Although progress has been made in defining endotypes for asthma, definitions for food and inhalant allergy lag behind. Recently, Muraro et al. suggested to combine all current known predictive markers to understand and differentiate the distinct endotypes of disease among individuals having a similar phenotype and assist with the ability to personalize treatment and prevention to improve health outcome [21, 22]. The current study underlines the relation between several known predictive markers. Furthermore, development of allergy in children is often called ‘the atopic march’. The results in this cohort study on children from birth until age 10 years confirm the strong relation between eczema, asthma and inhalant and food allergy, which often starts with atopic dermatitis at a very young age [7]. Early recognition of atopic dermatitis and consequent treatment might have effect on further development of atopic diseases [31].
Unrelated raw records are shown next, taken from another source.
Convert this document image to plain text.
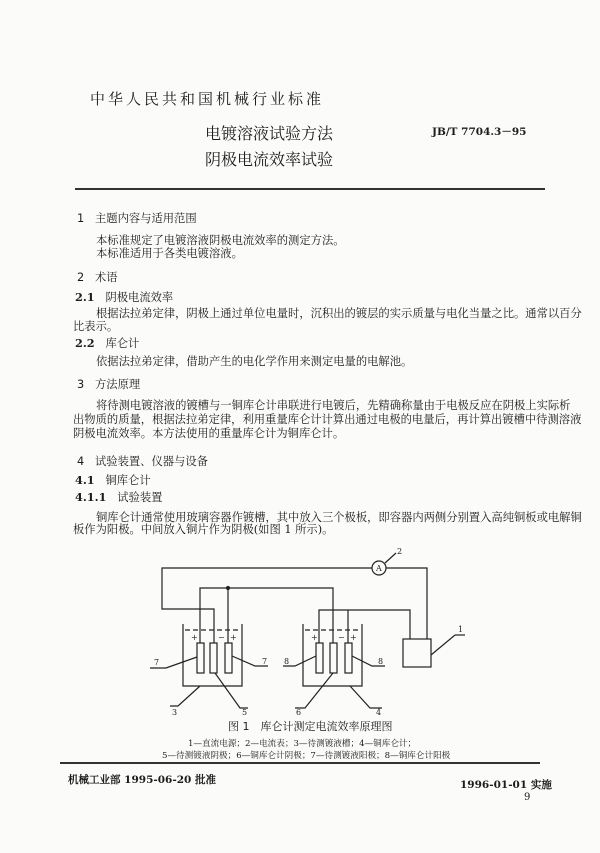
中华人民共和国机械行业标准
电镀溶液试验方法
阴极电流效率试验
JB/T 7704.3－95
1 主题内容与适用范围
本标准规定了电镀溶液阴极电流效率的测定方法。
本标准适用于各类电镀溶液。
2 术语
2.1 阴极电流效率
根据法拉弟定律，阴极上通过单位电量时，沉积出的镀层的实示质量与电化当量之比。通常以百分
比表示。
2.2 库仑计
依据法拉弟定律，借助产生的电化学作用来测定电量的电解池。
3 方法原理
将待测电镀溶液的镀槽与一铜库仑计串联进行电镀后，先精确称量由于电极反应在阴极上实际析
出物质的质量，根据法拉弟定律，利用重量库仑计计算出通过电极的电量后，再计算出镀槽中待测溶液
阴极电流效率。本方法使用的重量库仑计为铜库仑计。
4 试验装置、仪器与设备
4.1 铜库仑计
4.1.1 试验装置
铜库仑计通常使用玻璃容器作镀槽，其中放入三个极板，即容器内两侧分别置入高纯铜板或电解铜
板作为阳极。中间放入铜片作为阴极(如图 1 所示)。
A
2
1
7	7
5
3
8	8
6	4
+	− +	+	− +
图 1　库仑计测定电流效率原理图
1—直流电源；2—电流表；3—待测镀液槽；4—铜库仑计；
5—待测镀液阴极；6—铜库仑计阴极；7—待测镀液阳极；8—铜库仑计阳极
机械工业部 1995-06-20 批准	1996-01-01 实施
9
In conclusion, we described the results of a large population-based cohort study on the presence of allergic sensitization and physician-diagnosed allergy in Dutch children at age 10 years. We found strong effect estimates for the associations of parental history of allergy, eczema or asthma with physician-diagnosed inhalant allergy. Also, eczema ever at age 10 years was a risk factor for the development of physician-diagnosed inhalant and food allergy, and therefore, for children with eczema, a proper and intense guidance by paediatricians is mandatory. Further studies using more detailed information on allergic sensitization and allergy at different time points form early-life onwards are needed to provide better insights in the underlying biological mechanisms.